Los extremos de los milagros y las realidades de la creación literaria —supuestos y alados los primeros, sólidas y pedestres las segundas—: por un lado, el espíritu —o genio, o portento— que le dicta sus obras al poeta, “lo que aprendí en las pocas horas en que mi boca estuvo gobernada por el otro —nos dice Juan José Arreola—. Lo que oí, un solo instante, a través de la zarza ardiente”: dictado, revelación que hace del escritor un profeta, un emisario, un médium, un portador del evangelio, y, por el otro, el escritor sordo a los cantos de la divinidad, ciego a los prodigios con los que quisiera obsequiarlo el mensajero, el escritor cuya boca habla sólo por sí misma y que, como el albañil, edifica su casa piedra sobre piedra, palabra sobre palabra: son esos extremos los que de alguna o varias maneras me orientaron en la azarosa tarea de escribir un discurso del que si antes existían, no sólo en la Biblioteca de Babel, sino en las profundidades de mi pensamiento, una infinitud de mil comienzos distintos, de mil distintas versiones, de mil finales, hoy sólo existe una única y huérfana versión que deberá bastarse por sí sola: ésta. Del resto no quedan ya ni las sombras. Lo que no quiere decir necesariamente que esta versión, por artificiosa y retórica que parezca, esté alejada de mis verdaderos sentimientos, pues la verdad, como decía Machado, también se inventa.

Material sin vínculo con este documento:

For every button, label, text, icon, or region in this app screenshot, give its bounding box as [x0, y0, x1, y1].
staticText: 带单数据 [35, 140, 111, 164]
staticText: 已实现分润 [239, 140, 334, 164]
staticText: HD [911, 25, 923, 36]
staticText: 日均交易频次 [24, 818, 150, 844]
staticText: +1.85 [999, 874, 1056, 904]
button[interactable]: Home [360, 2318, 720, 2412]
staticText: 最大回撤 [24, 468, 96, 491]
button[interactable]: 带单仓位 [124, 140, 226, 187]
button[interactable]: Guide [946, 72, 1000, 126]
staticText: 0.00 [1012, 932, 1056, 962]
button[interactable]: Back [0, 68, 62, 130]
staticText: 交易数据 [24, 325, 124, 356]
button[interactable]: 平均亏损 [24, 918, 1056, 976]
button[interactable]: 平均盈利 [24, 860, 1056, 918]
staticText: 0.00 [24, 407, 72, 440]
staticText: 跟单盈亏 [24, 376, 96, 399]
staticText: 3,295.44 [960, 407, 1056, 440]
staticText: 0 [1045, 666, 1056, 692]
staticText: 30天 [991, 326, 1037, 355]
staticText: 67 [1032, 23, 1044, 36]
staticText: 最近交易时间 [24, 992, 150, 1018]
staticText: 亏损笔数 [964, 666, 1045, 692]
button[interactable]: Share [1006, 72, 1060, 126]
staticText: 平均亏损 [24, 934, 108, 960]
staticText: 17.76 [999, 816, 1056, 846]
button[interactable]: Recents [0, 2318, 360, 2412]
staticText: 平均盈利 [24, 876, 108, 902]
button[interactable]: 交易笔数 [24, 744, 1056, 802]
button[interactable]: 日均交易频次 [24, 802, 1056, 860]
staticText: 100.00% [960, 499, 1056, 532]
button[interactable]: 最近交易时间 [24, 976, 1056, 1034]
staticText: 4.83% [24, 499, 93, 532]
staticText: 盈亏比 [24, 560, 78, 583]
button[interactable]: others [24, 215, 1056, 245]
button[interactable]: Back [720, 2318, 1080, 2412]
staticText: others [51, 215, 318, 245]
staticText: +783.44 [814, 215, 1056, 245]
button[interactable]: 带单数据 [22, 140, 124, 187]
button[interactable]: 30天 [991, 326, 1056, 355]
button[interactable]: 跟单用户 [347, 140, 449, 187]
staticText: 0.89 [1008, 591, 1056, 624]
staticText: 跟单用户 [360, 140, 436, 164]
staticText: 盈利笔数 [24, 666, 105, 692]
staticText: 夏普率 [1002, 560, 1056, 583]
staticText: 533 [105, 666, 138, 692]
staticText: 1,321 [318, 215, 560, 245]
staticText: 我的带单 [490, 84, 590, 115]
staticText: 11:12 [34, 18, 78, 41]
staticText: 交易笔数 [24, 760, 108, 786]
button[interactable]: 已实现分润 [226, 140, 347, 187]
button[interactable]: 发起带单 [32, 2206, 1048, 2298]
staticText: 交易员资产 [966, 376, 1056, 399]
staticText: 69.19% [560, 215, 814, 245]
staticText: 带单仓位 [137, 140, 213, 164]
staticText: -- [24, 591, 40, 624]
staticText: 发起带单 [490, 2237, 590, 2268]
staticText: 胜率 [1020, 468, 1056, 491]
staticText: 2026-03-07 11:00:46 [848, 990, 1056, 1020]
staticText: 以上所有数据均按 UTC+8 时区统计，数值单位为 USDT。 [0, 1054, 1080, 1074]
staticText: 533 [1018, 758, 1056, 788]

En otras palabras, el hecho de meditar en esos y otros extremos, como en la fortuna y el infortunio del poeta, en su triunfo y su fracaso, en su elevación y su caída, en su exaltación y su descrédito, en su divinización y condena, fue el que me condujo, el que me llevará, espero, hasta una salida que presumo airosa, por ese laberinto de posibilidades, por ese bosque enmarañado de disyuntivas, por los que transité, por los que aún tránsito, en equilibrio a duras penas, como el alambrista, entre otros contrarios que también le son al poeta familiares: la claridad y el caos, la plenitud y la vaciedad, la gravedad y la ligereza, la formalidad y el juego, la verdad y la mentira, lo sublime y lo ridículo.